Monumentos com as cores da Ucrânia, cantar “Imagine” numa praça em Budapeste —num país que vive sob um ditador que, aliás, é parte da Otan—, tudo isso é a prova de que a sensibilidade idiota das redes tomou conta do jornalismo profissional.
Guerras nunca levaram em conta o sofrimento civil. A sensibilidade barata das redes sociais faz parecer que profissionais de Estado pensam como a classe média, postando crianças e grávidas sofrendo.
Na verdade, eles usam essa sensibilidade de classe média a favor deles quando ela tem valor estratégico. Usam o horror das imagens de sofrimento humano para onerar o inimigo na guerra das narrativas. A Rússia já perdeu a guerra no Instagram.
Um dos argumentos mais comuns utilizados por Putin é que o Ocidente mente sobre seus bons sentimentos morais. Quando a Otan invadiu o Afeganistão ou o Iraque, não se trouxe à tona a destruição causada a população civil daqueles países porque esta era de interesse dos Estados Unidos.
Quando os americanos patrocinaram massacres nas guerras durante a Guerra Fria, tampouco isso importou.
Mesmos as misérias das ditaduras latino-americanas a serviço dos EUA na Guerra Fria não levaram em conta sentimentos morais. A Coca-Cola boicota ditadores africanos?
No caso das investidas da Otan junto aos países que antes eram da esfera do império russo e depois da União Soviética, o argumento dos russos encontra alguma racionalidade geopolítica.
Quando em 2008, em Bucareste, a Otan convidou a Geórgia a fazer parte de seu clube, a Rússia invadiu a Geórgia.
Quando, já na segunda década do século 21, a Otan ensaiou levar a Ucrânia para o seu clube, Putin retomou a Criméia. Ele anunciava sua resposta à Otan já ali, naquele início de 2014.
Países como Hungria, Romênia, Estônia, Letônia, Lituânia, Polônia, quase todos na fronteira oeste russa, sempre um tanto porosa ao longo de séculos, todos fazem parte da Otan. A argumentação de Putin é que os EUA usaram o desmonte da União Soviética para cercar a Rússia e torná-la um player irrelevante na geopolítica europeia e mundial. Para os russos, isso foi uma demonstração da pouca importância que os EUA atribuíam à possibilidade da Rússia se reerguer da derrocada da URSS.
Nada disso justifica a agressão a Ucrânia do ponto de vista moral. Mas é este mesmo ponto de vista moral bradado pelo Ocidente como seu trunfo que os russos entendem como uma mentira estratégica. Tudo que os americanos querem é manter a Rússia na condição de uma potência enfraquecida, à deriva do poder americano.

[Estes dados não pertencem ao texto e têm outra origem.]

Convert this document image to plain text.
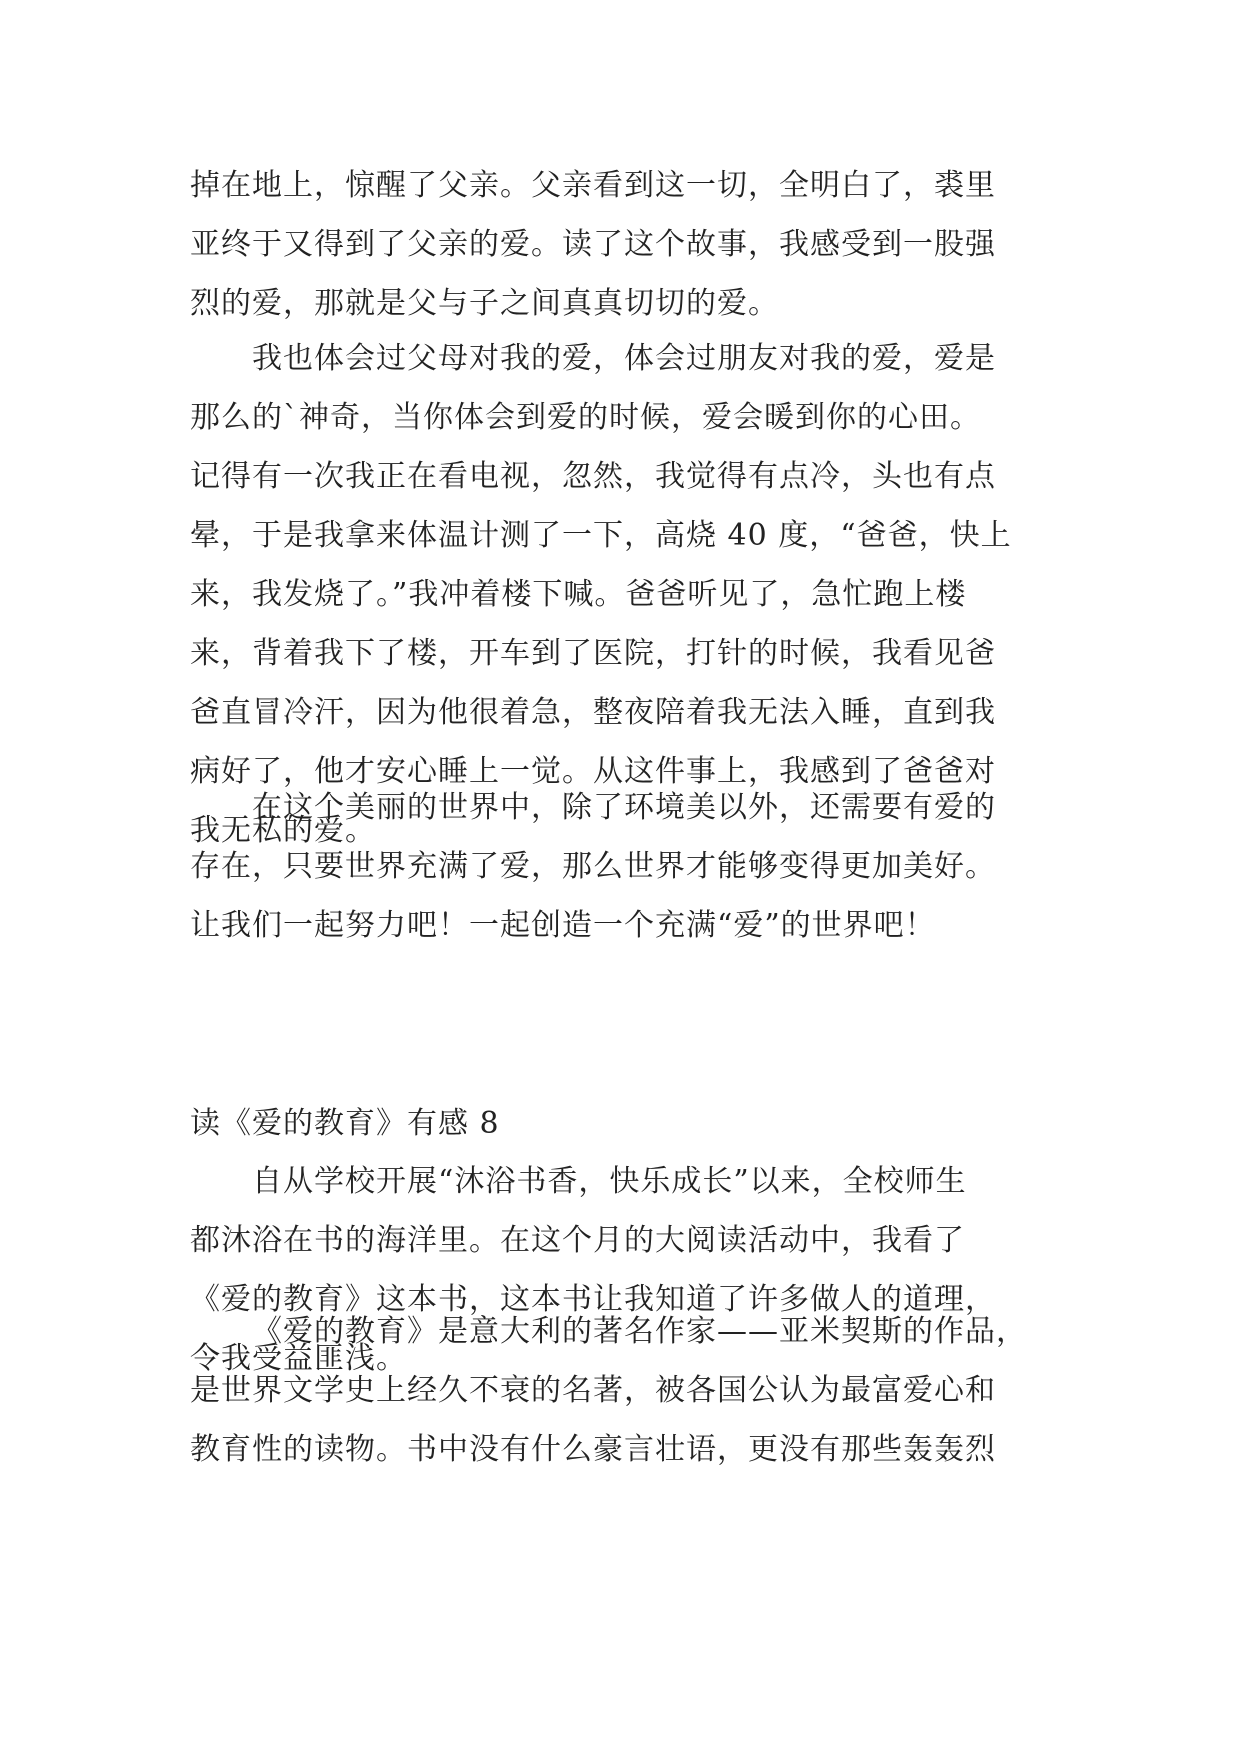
掉在地上，惊醒了父亲。父亲看到这一切，全明白了，裘里
亚终于又得到了父亲的爱。读了这个故事，我感受到一股强
烈的爱，那就是父与子之间真真切切的爱。

我也体会过父母对我的爱，体会过朋友对我的爱，爱是
那么的`神奇，当你体会到爱的时候，爱会暖到你的心田。
记得有一次我正在看电视，忽然，我觉得有点冷，头也有点
晕，于是我拿来体温计测了一下，高烧 40 度，“爸爸，快上
来，我发烧了。”我冲着楼下喊。爸爸听见了，急忙跑上楼
来，背着我下了楼，开车到了医院，打针的时候，我看见爸
爸直冒冷汗，因为他很着急，整夜陪着我无法入睡，直到我
病好了，他才安心睡上一觉。从这件事上，我感到了爸爸对
我无私的爱。

在这个美丽的世界中，除了环境美以外，还需要有爱的
存在，只要世界充满了爱，那么世界才能够变得更加美好。
让我们一起努力吧！一起创造一个充满“爱”的世界吧！

读《爱的教育》有感 8

自从学校开展“沐浴书香，快乐成长”以来，全校师生
都沐浴在书的海洋里。在这个月的大阅读活动中，我看了
《爱的教育》这本书，这本书让我知道了许多做人的道理，
令我受益匪浅。

《爱的教育》是意大利的著名作家——亚米契斯的作品，
是世界文学史上经久不衰的名著，被各国公认为最富爱心和
教育性的读物。书中没有什么豪言壮语，更没有那些轰轰烈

Para Putin, é como se os russos pusessem armas e exércitos no México, no Canadá e em Cuba —como aliás fizeram em 1962, na baía do Porcos. Na época, a Otan tinha mísseis na Turquia e considerava isso “normal”. A Turquia, país bem duvidoso do ponto de vista dos “valores ocidentais”, fazia fronteira com a URSS, e esta era a razão dela ter sido alçada ao clube dos notáveis do Atlântico Norte —ainda que ela esteja no Mediterrâneo.
Veremos se o ataque frontal de empresas ocidentais e do sistema financeiro internacional à Rússia conseguirá conter a violência na Ucrânia. Há que ver se a tentativa de cancelamento de uma potência militar —para alguns, detentora do maior arsenal nuclear no mundo— e econômica como a Rússia não causará danos terríveis à economia global e forçará o Ocidente a reduzir seu tom. A conta do boicote a Rússia chegará.
Putin parece disposto a escalar a situação. Ousado como é —para alguns, um louco—, ele aposta que o fraco governo Biden não tem condição de ir tão longe quanto a Rússia nessa guerra de nervos.